The other place that the number of dropped volumes is relevant is when determining the event timings from the EventRelatedInformation.txt files found in each unzipped archive of functional data. These files are a disaster to try to interpret, partly because there are scores of columns, and partly because the timing starts well before the functional data are acquired. On top of that, the timings need to be adjusted for the number of volumes dropped from the data, which as we just went through, varies by scanner. Also, the data for multiple functional runs are recorded in a single file (note that this single file is duplicated, so that there is one such file for each of the two functional runs, but these two differently-named files are IDENTICAL). Fabulous. Fortunately, people involved with the ABCD project have a GitHub code respository for extracting timings from these files. You'll need to download the zip file from the site and extract the files and add them to your MATLAB path. Once available to MATLAB, you can run MATLAB and navigate to the directory containing your target E-Prime data and extract event timings thus:

>> fn=dir('*.txt'); %gets the name of all .txt files 
>> %I had previously deleted the redundant EventRelatedInformation.txt file so that there was only 1 such file
>> %This lets me refer to the fn.name field when I make the function call on the next line, saving me from typing out a long filename
>> [nruns,err]=abcd_extract_eprime_nback(fn.name, 'nskipTRs', 8, 'outstem', 'nback')

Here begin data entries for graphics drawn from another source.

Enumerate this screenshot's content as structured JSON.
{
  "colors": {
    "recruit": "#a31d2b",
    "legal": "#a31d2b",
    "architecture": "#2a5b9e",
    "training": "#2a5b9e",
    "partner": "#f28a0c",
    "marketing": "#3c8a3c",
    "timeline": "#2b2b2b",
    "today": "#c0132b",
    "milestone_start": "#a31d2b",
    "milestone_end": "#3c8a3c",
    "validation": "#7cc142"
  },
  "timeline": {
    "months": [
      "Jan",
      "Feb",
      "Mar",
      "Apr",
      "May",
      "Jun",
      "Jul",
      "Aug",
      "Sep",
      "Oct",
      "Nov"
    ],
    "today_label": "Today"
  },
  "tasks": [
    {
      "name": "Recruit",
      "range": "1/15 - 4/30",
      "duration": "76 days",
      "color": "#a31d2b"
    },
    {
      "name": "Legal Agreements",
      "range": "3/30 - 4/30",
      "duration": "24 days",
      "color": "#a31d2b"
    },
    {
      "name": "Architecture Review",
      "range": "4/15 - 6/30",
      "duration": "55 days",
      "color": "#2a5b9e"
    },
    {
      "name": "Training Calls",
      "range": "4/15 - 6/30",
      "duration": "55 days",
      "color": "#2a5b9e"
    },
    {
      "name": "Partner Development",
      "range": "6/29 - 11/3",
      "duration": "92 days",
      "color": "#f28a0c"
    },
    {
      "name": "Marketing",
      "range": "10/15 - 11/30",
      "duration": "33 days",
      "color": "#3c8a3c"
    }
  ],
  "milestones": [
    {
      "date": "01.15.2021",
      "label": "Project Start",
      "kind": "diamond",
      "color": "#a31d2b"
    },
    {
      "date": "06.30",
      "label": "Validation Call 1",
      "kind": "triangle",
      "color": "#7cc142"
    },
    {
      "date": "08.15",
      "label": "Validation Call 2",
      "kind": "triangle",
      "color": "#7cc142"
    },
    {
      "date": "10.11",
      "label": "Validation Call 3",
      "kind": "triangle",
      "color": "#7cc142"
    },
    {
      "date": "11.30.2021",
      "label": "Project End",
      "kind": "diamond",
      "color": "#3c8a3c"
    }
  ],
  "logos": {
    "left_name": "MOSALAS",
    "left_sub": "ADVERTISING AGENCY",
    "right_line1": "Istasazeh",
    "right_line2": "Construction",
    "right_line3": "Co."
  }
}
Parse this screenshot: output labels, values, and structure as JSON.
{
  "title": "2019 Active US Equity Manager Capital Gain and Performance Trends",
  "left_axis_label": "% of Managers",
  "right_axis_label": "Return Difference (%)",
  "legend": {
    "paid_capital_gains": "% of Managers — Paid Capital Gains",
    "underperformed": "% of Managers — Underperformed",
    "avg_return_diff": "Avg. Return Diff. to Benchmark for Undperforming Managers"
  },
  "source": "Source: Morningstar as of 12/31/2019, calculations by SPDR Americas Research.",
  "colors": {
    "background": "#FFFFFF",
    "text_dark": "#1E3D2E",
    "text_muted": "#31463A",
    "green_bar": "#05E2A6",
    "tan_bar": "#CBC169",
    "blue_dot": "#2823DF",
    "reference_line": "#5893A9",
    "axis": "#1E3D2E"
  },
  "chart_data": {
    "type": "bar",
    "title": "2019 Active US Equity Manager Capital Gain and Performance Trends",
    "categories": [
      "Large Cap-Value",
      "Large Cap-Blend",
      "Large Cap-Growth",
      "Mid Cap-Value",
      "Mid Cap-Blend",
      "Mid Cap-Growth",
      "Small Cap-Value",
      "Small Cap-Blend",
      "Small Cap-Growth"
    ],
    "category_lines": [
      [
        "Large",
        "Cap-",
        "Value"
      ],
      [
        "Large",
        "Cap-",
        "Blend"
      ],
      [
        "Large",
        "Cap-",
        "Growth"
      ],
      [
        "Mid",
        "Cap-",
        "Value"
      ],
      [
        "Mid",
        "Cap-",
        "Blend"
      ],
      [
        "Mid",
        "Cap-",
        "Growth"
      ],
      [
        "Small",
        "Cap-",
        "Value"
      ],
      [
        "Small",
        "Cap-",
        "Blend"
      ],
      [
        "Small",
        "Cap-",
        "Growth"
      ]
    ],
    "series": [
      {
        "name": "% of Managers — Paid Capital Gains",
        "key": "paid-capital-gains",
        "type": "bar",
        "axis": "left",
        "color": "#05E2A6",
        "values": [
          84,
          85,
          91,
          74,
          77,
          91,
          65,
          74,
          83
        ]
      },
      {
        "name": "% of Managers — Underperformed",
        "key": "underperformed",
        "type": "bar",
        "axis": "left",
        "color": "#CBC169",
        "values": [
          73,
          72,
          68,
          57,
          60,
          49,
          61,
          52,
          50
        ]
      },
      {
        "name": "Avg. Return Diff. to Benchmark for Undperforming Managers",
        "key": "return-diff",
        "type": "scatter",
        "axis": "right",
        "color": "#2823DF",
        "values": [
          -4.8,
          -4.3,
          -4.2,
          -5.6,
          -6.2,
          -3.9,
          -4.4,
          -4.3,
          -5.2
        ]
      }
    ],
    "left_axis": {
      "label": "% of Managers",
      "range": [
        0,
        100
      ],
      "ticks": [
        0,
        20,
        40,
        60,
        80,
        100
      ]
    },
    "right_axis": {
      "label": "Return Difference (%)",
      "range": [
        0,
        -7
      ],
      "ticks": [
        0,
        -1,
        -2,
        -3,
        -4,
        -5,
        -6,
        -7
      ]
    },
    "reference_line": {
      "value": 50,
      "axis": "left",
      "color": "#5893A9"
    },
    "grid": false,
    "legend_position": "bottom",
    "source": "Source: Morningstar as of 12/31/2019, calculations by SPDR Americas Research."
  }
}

In the above example, my data came from a Siemens scanner. Before I preprocess the data, I'll need to drop the first 8 volumes of the data, and when I extract the timing events, I will indicate to skip the first 8 volumes using the nskipTRs, 8 parameters.

COVID-19 Method

If you're doing this remotely via SSH, you'll probably want to be able to run the script from the terminal window. Note that MATLAB can be run quite fine from the shell without the usual GUI:

matlab -nodesktop

You can run any script in your matlab PATH from the commandline. So if you've moved the abcd_extract_eprime code to your matlab path (usually ~/Documents/MATLAB or something similar), then you can run them from the BASH terminal:

matlab -nodisplay -nodesktop -r "abcd_extract_eprime_nback('ABCD-nBack-fMRI_run-20190801141911-EventRelatedInformation.txt', 'nskipTRs', 8, 'outstem', 'nback');exit"

I tacked on that last call to the exit command so that you quit matlab once the script executes. Otherwise you'll remain in the MATLAB terminal until you call the exit command to return to the BASH shell.

But Wait There's More!=

The MATLAB script solves many problems, but leaves an outstanding issue: It produces several different timing files, but none of them can be directly be used in our FreeSurfer pipeline. Additional scripting will be required to aggregate the multiple files and generate a usable PAR-file for FreeSurfer. Unfortunately, that's not begun yet.